5.Consumer protection and confidence in low-risk alternatives should be the primary goal of regulation. A government interested in results rather than simplistic crowd-pleasing measures should sustain a relentless focus on reducing smoking among the 6.4 million adults who already smoke. The fastest way to do this is to increase confidence in switching from high-risk cigarettes to low-risk alternatives to cigarettes, including vapes, pouches, snus, and heated tobacco. This will be achieved by proportionate consumer protection regulation to control chemical, mechanical, thermal and electrical safety risks, ensure responsible marketing and packaging, and communicate both risks and opportunities presented by these products.

6.Align fiscal policy with public health. The UK has systematically raised the price of smoking through excise taxes. This may have had some success in reducing smoking.
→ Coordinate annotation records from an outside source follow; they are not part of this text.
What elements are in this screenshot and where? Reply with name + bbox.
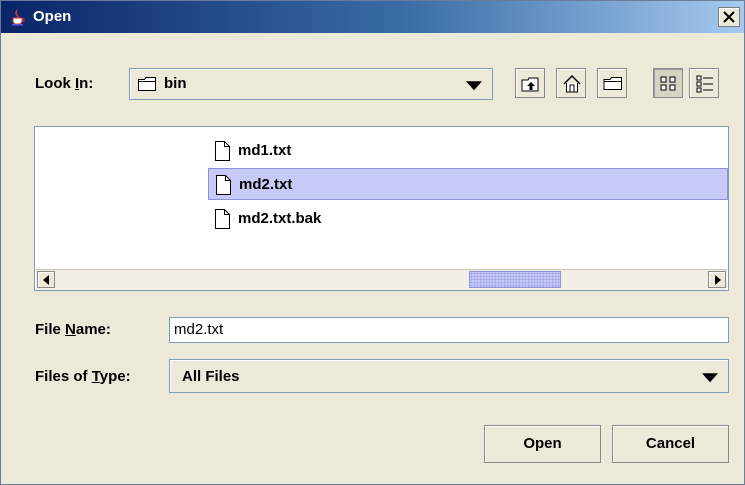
up-one-level-button[interactable] [515,68,545,98]
files-of-type-label: Files of Type: [35,368,131,385]
file-item-md1[interactable]: md1.txt [208,135,728,167]
file-name-text: md2.txt.bak [238,210,322,227]
chevron-down-icon [702,373,718,383]
list-view-icon [660,76,676,91]
window-title: Open [33,8,72,25]
look-in-value: bin [164,75,187,92]
file-name-text: md1.txt [238,142,292,159]
close-button[interactable] [718,7,740,27]
home-icon [563,74,581,93]
file-name-field[interactable] [169,317,729,343]
new-folder-icon [603,77,622,90]
open-dialog: Open Look In: bin md1.txt md2.txt md2.tx… [0,0,745,485]
up-folder-icon [521,77,539,92]
folder-icon [138,77,156,91]
close-icon [723,11,735,23]
scroll-right-button[interactable] [708,271,726,288]
java-cup-icon [12,9,25,26]
new-folder-button[interactable] [597,68,627,98]
arrow-left-icon [43,275,49,285]
look-in-label: Look In: [35,75,94,92]
file-name-text: md2.txt [239,176,293,193]
title-bar[interactable]: Open [1,1,744,33]
scroll-left-button[interactable] [37,271,55,288]
horizontal-scrollbar[interactable] [36,269,727,290]
home-button[interactable] [556,68,586,98]
file-name-input[interactable] [174,321,714,338]
files-of-type-value: All Files [182,368,240,385]
details-view-icon [696,75,713,93]
file-name-label: File Name: [35,321,111,338]
cancel-button[interactable]: Cancel [612,425,729,463]
file-icon [215,209,230,229]
file-list[interactable]: md1.txt md2.txt md2.txt.bak [34,126,729,291]
look-in-combo[interactable]: bin [129,68,493,100]
chevron-down-icon [466,81,482,91]
list-view-button[interactable] [653,68,683,98]
arrow-right-icon [715,275,721,285]
file-item-md2-bak[interactable]: md2.txt.bak [208,203,728,235]
file-icon [216,175,231,195]
open-button[interactable]: Open [484,425,601,463]
scrollbar-thumb[interactable] [469,271,561,288]
files-of-type-combo[interactable]: All Files [169,359,729,393]
file-icon [215,141,230,161]
file-item-md2[interactable]: md2.txt [208,168,728,200]
details-view-button[interactable] [689,68,719,98]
However, for those who continue to smoke, the tax is financially painful and highly regressive and takes a significant bite out of the household budget of the poorest people. We believe there is an ethical obligation to promote safer and cheaper alternatives to smoking as a flanking measure to such an aggressive policy on cigarette taxation. In addition, we can see no case for the vaping products levy, which is essentially a harsh tax on quitting smoking and will drive users to illicit markets in vapes or tobacco. [See: NNA response to the Vaping Products Duty].

In his acceptance speech outside Downing Street, Sir Keir Starmer said:

“You have given us a clear mandate and we will use it to deliver change, to restore service and respect to politics, end the era of noisy performance, tread more lightly on your lives and unite our country.” (Guardian).

Smokers and vapers would like the government to tread more lightly on their lives. They want to see public health policy work by consent rather than coercion and for the government to be a respectful enabler, not a hectoring prohibitionist. A policy encouraging smokers to make their own choices to switch to safer products is respectful, ethical and pragmatic – and far more likely to work.

We would very much welcome a meeting to discuss your views on the opportunities and risks of tobacco harm reduction and our thoughts on what could be done by the new government. We are copying this letter to Andrew Gwynne and Sir Keir Starmer.